The savageness of life for homeless women, especially, was highlighted in Carrum last week when a woman “sleeping rough” on a Nepean Highway bench was bashed by a man at about 4am. The 39-year-old suffered serious facial injuries in the unprovoked attack, Sunday 5 March. She was punched several times in the head while trying to protect herself by clinging to a street pole. She told police the man did not speak during the attack.
“We’re shocked to hear about the assault of a woman whose only crime was not having a safe place to sleep,” Ms Smith said.
“Sadly, many people experiencing homelessness are subject to violence while living in rooming houses and crisis accommodation, but these incidents are easy to ignore because they’re out of sight.”
Ms Smith said a lack of affordable housing is driving the rise in homelessness in Frankston and on the peninsula.

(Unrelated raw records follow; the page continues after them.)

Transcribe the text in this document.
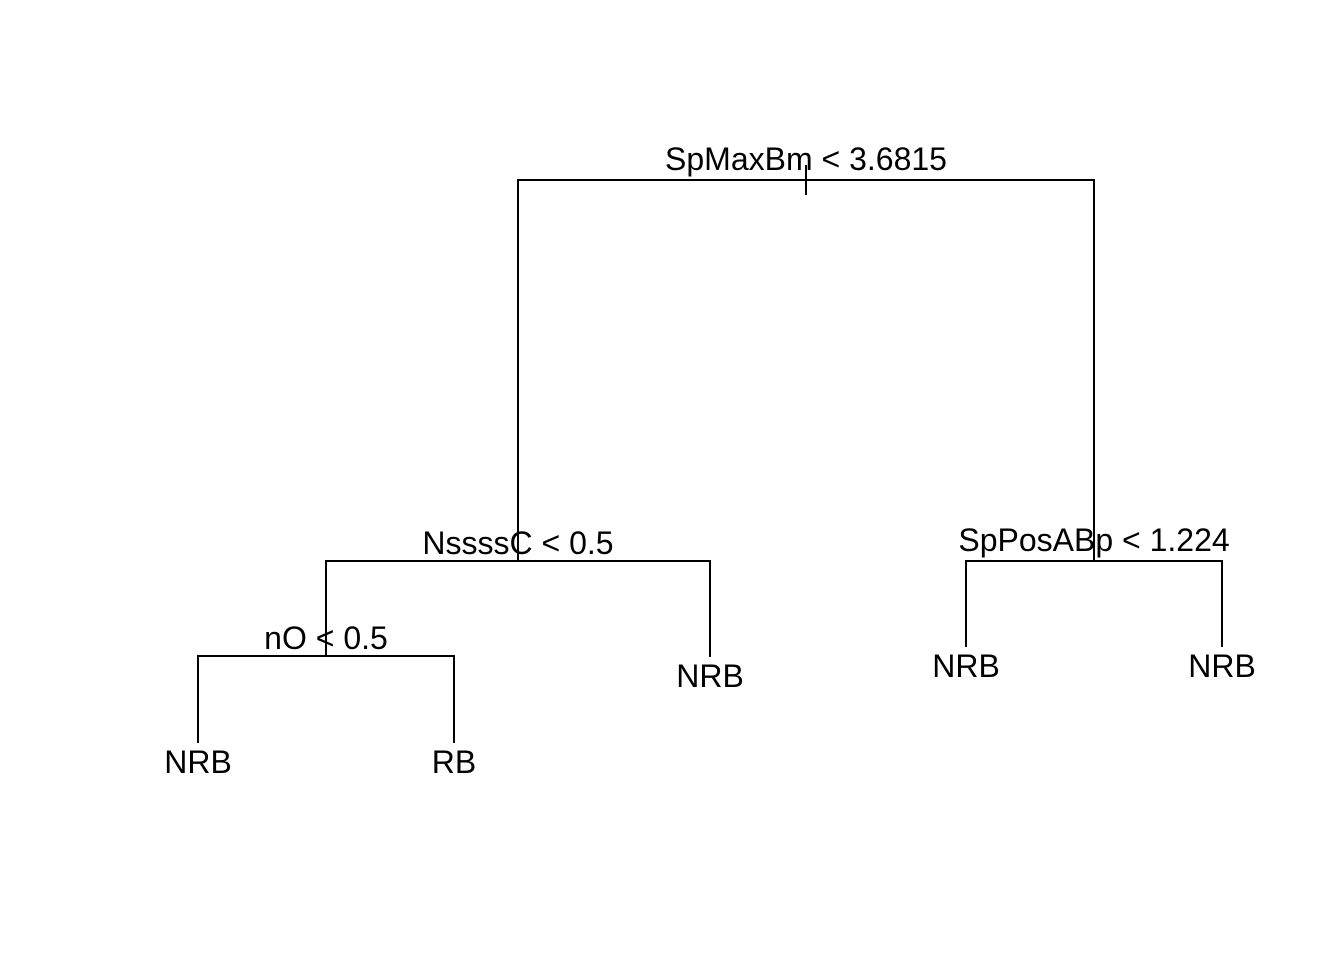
SpMaxBm < 3.6815
NssssC < 0.5
nO < 0.5
SpPosABp < 1.224
NRB	RB
NRB	NRB	NRB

“Ten years ago, nearly 70 per cent of private rentals in Frankston were affordable to someone on a low income, but today just 10 per cent would be affordable,” she said.
“As people are pushed out of the private rental market, they’re ending up in rooming houses, caravan parks and crisis accommodation – or worse, on the street.”
Ms Smith said it was a fallacy to think that living “further out” meant rents would be cheaper. “As the housing crisis has taken hold, people on low incomes have fewer places they can afford to live,” she said. “The homelessness we see on the streets is just the visible symptom of a broken housing system that has squeezed out those on the lowest of incomes.”
She said no-one would choose to live on the streets, where they are vulnerable to violence, exposed to the elements and where their health is in jeopardy.
“We know how to end homelessness, and we need the political will to make it happen,” she said.
“The most important ingredient is affordable housing teamed with the appropriate supports when needed. We need to move our efforts from ‘helping the homeless’ to ‘ending homelessness’, and permanent housing is the key.”
Ms Smith said councils could not bear the burden of solving homelessness on their own.
“The root of the problem is a lack of investment in public and community housing by successive state and federal governments,” she said.
“The Victorian government has recently taken important steps to improve housing affordability and reduce homelessness, and we now look to the federal government to release a strategy for action.”
Plans to overhaul a federal funding agreement that keeps 64,000 households in public housing in Victoria have been hinted at by federal Treasurer Scott Morrison.
“This would be a dire outcome for those living in public housing, as well as those still waiting,” she said.